BOSTON – Grant Williams grabbed a microphone ahead of Wednesday night’s tip-off against the New Orleans Pelicans and sent a powerful message to a packed house at TD Garden, highlighting the pivotal role Martin Luther King Jr. played in sparking a nationwide fight for social justice, equality, and love among all races and ethnicities.
To understand and experience the power of that love, he encouraged the 18,000-plus fans in attendance to visit Boston Common’s newest memorial, fittingly titled, “The Embrace,” which was officially unveiled at the nation’s oldest public park Friday.
The 20-foot-tall, 40-foot-wide, 38,000-pound bronze masterpiece of interlocking arms was inspired by a photograph of King gleefully hugging his wife, Coretta Scott King, shortly after earning the 1964 Nobel Peace Prize. The famous picture was captured in Boston, the city in which their love was forged, and where MLK resided, studied, and preached.
Among those in attendance for the unveiling were King’s eldest son, Martin Luther King III, his daughter-in-law, Arndrea Waters King, and his 14-year-old granddaughter, Yolanda Renee King, who delivered an impactful speech in which she labeled the artwork alternatively as “Love 360.”
Although he couldn’t attend Friday’s celebration since he and the Celtics were on a road trip in his hometown of Charlotte, Williams did participate in the groundbreaking ceremony last April. Team co-owner Steve Pagliuca and the Boston Celtics Shamrock Foundation felt privileged to be in a position to support the project with a financial contribution.
Of the significance of the memorial, Williams told Celtics.com, “It represents the growth and the embrace of our culture in the community as well as our culture in the world. It describes a sense of how America is on its way and has grown to not only make everyone feel equal, but making us all feel like we’re all meant to belong here. And, it just shows the growth of the city itself; how Boston used to be in the past, it’s not how it is now. It still has work to do, but it just shows that it’s a step in the right direction and we’re fortunate to be a part of it.”
As someone who embraces equality, encourages change, and is prideful of the progression of Boston culture, Williams is honored to use his platform to promote such a monument. Knowing the history that the Celtics have played in fighting for equality, being the first NBA team with an all-Black starting lineup and the first NBA franchise with a Black head coach, he is proud to represent them in such a manner.
“It's something that my predecessors have done, it’s something that Bill Russell, one of my idols did, and it’s something that our community needs,” said Williams. “People in high-power positions, if they use their voice to speak up and speak out, that gives people that aren’t in those positions the right to do the same, even when they feel like they don’t have that right. It’s something that, if we can continue to do our part and encourage others to do theirs, there’s a lot of history that we can change, and also a lot of new history to be made.”

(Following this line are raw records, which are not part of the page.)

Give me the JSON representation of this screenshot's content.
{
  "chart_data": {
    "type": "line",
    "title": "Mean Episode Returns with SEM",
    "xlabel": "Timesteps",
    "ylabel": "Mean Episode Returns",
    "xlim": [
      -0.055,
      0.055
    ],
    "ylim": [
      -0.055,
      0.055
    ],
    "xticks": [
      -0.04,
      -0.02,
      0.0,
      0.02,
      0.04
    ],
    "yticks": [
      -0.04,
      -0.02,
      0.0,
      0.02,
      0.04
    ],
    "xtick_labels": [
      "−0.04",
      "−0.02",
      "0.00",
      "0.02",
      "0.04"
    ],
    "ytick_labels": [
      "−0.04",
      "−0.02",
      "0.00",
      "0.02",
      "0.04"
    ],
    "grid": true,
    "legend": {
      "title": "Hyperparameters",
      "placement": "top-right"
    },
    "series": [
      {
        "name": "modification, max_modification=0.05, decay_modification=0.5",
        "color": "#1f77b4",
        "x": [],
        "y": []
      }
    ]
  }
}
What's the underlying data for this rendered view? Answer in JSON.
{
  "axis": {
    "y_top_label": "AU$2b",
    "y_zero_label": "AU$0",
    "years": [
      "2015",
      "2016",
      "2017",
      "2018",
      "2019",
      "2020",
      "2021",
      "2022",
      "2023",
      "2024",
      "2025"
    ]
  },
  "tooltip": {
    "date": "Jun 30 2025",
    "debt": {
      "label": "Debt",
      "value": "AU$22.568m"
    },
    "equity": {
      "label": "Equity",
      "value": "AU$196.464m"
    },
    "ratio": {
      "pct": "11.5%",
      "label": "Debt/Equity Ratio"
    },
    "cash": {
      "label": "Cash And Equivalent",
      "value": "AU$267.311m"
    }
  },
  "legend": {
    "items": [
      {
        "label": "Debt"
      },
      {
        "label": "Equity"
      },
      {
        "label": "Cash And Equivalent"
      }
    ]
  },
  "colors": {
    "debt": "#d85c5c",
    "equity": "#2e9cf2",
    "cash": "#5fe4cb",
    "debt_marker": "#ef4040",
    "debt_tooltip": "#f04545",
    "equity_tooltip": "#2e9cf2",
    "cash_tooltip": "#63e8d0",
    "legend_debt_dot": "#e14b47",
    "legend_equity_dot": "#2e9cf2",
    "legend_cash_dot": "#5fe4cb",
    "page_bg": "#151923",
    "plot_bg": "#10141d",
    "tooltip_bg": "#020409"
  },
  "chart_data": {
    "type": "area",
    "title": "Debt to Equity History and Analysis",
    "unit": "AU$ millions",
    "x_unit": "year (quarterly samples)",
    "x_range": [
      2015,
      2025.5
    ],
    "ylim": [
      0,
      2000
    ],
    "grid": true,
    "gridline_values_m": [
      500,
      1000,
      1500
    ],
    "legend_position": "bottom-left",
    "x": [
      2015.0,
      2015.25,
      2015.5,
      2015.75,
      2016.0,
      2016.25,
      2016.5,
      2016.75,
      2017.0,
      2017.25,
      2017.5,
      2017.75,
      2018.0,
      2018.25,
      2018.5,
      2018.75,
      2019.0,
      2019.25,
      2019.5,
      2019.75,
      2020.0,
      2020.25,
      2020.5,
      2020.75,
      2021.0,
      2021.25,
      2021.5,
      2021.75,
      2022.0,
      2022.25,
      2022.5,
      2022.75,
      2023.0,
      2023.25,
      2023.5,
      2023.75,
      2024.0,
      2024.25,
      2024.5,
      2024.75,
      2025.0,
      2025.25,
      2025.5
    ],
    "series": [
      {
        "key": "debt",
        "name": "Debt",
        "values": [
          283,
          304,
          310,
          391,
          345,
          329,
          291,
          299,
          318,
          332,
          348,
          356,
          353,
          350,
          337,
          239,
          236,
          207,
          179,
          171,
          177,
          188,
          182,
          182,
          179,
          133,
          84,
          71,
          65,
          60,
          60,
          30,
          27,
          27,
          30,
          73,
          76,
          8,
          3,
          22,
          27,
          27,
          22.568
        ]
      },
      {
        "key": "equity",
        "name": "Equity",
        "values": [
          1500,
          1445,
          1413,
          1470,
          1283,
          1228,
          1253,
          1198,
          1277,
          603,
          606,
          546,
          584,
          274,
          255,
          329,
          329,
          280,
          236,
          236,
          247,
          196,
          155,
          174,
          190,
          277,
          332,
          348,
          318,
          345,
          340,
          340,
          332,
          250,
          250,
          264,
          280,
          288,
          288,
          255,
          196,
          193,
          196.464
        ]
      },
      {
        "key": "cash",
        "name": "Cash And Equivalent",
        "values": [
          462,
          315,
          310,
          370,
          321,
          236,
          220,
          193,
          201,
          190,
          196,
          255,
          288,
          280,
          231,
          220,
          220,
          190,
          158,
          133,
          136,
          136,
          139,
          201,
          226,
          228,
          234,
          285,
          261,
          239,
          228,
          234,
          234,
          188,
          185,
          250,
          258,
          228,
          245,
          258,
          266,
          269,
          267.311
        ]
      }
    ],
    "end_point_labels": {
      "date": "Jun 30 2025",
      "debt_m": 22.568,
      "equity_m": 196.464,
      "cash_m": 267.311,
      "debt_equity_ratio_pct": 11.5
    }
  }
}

Boston mayor Michelle Wu spoke on the historical significance of the monument during Friday’s celebration in an interview with NBC10 Boston.
“We are a city that is often known for our history of way, way back – our very important role in the American Revolution and what it meant to stand up for freedom,” said Wu, the first woman, the first woman of color, and the first Asian American woman elected to serve as mayor of Boston. “But Boston and the values that we have here have played a role in shaping history all along the way in the most important fights of every generation and we are so honored that Boston’s legacy has intertwined with that of Reverend Martin Luther King Jr. and of Ms. Coretta Scott King. So, to have that be a part of our firmly embedded history, representing what our country is about, what our city is about, we hope that will spark conversation and draw people in even more.”
The monument is located at the perfect place to draw people in, right in the heart of one of the most trafficked tourist spots in the city. It’s also the first memorial erected on the Boston Common grounds in more than 30 years, and it can be found just south of the Visitor’s Center.
Artist Hank Willis Thomas encourages passersby to stroll across the granite walkway of the 1965 Freedom Plaza and step right inside the massive “Embrace” so that they can feel its powerful love.
“I feel like there’s almost a holy experience,” the memorial’s designer told NBC10 Boston, “because you look up and see the heavens through their embrace, and you can imagine that from a bird’s-eye view, they see you. Through that embrace, we all have the same potential that the Kings did.”
Experiencing that embrace will be one of the first things Williams does when he and the Celtics return from their road trip, and he encourages others to do the same.
“In the 100-plus years that my grandparents and great-grandparents lived, they were never able to see this,” Williams said of the monument and the progress it represents. “So for me to be able to be a part of it, as well as help inspire more moving forward, it’s a really grateful thing in my eyes.”